Whether it’s the flavour of the month or the new standard, agile methodology is definitely the talk of the town. It addresses the major concerns that traditional waterfall run projects have and allows an organisation’s team to show the fruits of their labour quickly and frequently. Now, this isn’t a typical “Hey everyone, how cool is agile?” post, as I’m sure most people reading this will have a basic idea of what an agile methodology is all about. What I will discuss is how you can engage your agency to work with an agile project.
This all starts at the beginning of course.
Typically, most organisations put out tenders or fixed project briefs to agencies. This makes perfect sense for the company, because by writing a document that captures all their high level requirements and gathering a fixed cost, they minimise their risk. Stakeholders know exactly how much it’s going to cost and when it’s going to be delivered, and all their requirements have been documented so they’ve done all they need to do, right? Bring on the agile!
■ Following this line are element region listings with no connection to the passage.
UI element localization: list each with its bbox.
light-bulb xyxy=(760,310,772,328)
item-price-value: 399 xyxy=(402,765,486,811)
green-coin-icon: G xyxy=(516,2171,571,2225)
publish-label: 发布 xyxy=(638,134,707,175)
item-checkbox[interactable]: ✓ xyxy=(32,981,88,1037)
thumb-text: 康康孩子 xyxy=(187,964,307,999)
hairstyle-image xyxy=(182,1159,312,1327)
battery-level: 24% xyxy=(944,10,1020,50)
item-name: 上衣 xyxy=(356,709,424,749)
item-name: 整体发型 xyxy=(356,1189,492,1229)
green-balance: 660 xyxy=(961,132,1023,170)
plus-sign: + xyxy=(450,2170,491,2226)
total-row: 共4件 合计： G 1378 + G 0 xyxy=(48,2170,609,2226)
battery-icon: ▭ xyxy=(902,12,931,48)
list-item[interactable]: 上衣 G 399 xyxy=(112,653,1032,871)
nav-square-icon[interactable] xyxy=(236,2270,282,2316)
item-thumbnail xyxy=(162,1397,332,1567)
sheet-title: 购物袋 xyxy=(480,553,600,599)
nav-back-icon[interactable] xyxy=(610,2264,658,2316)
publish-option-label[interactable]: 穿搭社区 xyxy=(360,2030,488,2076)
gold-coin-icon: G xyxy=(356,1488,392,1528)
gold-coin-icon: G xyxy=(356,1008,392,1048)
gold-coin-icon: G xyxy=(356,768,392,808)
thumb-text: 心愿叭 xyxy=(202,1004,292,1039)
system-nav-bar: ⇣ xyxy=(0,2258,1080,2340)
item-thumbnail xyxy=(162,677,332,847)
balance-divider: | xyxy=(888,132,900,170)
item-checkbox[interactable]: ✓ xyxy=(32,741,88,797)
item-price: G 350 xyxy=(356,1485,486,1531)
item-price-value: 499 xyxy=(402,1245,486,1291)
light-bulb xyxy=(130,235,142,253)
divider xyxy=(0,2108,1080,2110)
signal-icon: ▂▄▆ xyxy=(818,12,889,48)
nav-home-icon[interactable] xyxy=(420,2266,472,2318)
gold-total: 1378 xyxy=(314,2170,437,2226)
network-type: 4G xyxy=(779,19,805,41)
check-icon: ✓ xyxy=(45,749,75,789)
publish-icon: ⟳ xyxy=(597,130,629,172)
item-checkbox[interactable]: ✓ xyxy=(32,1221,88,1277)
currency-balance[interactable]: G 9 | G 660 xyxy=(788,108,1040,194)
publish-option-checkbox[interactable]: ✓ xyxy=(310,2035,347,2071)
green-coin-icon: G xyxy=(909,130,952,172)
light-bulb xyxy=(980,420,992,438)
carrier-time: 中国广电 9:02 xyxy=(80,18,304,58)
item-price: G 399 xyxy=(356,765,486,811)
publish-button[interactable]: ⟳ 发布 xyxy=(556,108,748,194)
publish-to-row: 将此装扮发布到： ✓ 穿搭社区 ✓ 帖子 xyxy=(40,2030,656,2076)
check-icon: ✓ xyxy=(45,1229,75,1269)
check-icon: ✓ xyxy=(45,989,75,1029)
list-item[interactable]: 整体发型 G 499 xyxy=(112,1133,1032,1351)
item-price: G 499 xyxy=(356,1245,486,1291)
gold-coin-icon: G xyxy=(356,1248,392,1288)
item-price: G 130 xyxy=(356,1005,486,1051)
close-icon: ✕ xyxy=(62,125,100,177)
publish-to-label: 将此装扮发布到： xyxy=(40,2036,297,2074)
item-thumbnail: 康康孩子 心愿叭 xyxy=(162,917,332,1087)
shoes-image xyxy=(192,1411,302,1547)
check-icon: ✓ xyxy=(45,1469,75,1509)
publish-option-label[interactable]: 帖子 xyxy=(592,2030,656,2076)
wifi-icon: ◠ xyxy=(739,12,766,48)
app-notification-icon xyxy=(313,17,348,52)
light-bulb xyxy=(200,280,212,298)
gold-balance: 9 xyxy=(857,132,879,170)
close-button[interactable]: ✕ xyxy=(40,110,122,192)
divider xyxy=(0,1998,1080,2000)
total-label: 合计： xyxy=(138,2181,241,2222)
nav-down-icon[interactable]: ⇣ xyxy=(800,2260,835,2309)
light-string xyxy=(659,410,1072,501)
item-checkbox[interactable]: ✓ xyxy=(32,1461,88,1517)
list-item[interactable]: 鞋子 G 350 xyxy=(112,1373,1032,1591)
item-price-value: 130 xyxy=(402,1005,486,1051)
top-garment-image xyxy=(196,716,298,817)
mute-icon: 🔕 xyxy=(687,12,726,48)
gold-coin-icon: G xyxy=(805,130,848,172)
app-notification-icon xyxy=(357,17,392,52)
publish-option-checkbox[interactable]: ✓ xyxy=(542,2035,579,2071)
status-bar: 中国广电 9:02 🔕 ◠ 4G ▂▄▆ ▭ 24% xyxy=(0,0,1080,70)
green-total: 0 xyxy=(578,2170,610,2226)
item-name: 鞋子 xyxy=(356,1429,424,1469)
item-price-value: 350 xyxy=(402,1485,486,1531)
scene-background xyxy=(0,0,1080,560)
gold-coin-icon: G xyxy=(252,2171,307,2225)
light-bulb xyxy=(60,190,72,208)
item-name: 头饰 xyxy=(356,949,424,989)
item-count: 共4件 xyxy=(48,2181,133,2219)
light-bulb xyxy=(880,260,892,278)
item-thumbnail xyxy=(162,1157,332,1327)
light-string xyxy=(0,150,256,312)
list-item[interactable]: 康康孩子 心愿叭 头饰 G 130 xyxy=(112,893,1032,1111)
Well, not exactly, as you see this process is high risk for the agency, especially when we’re talking agile.
In a waterfall approach we follow the usual process:
Discovery phase to flesh out those requirements
The problem here is, the feedback is too late. By this point that fixed budget and timeline has probably gone out the window and you’ve now realised the three basics for any web based project:
You can’t possibly gather every single requirement prior to starting development
Requirements WILL change through the project life cycle
As time progresses you’ll realise that there will always be more work than your budget or timeline allows
Agile addresses the points around requirements, but what do we do about the time and money factors? How do you engage your agency to address these three issues and work with your internal team through agile? There are three options that can reduce the risk to both the agency and the organisation. Your individual needs may force you towards one option more than the others but that’s for you and your team to decide.
Option 1) Time and materials
Most agencies work on a time and materials basis. You’re effectively paying for man hours, a daily or hourly rate which is agreed on and usually billed monthly. Minimal risk for the agency but high risk for the organisation as there is no fixed budget to measure investment.
Option 2) Fixed price MVP (nope, I’m not talking about Most Valued Player)
A Minimum Viable Product is a fully functional and tested product that meets the documented requirements. It may need some enhancing and additional phases to bring the product to the ideal level, but it provides all the necessary features. Providing a fixed price and timeline is indeed possible and will keep the stakeholders happy. It’s recommended to keep a little budget aside for some enhancement work that will be billed as time and materials.
Option 3) Block of work quotes
The idea is to work with your agency to build up a project backlog over a few months, breaking the program of work into smaller projects that can be estimated for. The agency will work with you to then produce a sprint backlog. I’d recommend a three month period, as it’s long enough to get work out and short enough to not blow out the budget. As the agency works through the sprints you can assume agile will work its way and requirements and scope will change. Bear this in mind as your sprint plan will inevitably change and some of that three months’ worth of work will move to the next block.
You will have noticed in the third option I mentioned working with your agency. This really is key to making sure any agile work you do with your agency is a success. You don’t need to be in the same office but face to face time is always important including sprint review/planning meetings. Give your feedback, listen to their advice and at some point, you’ll need to decide when the flexibility of an agile project needs to come to an end and a product needs to be delivered.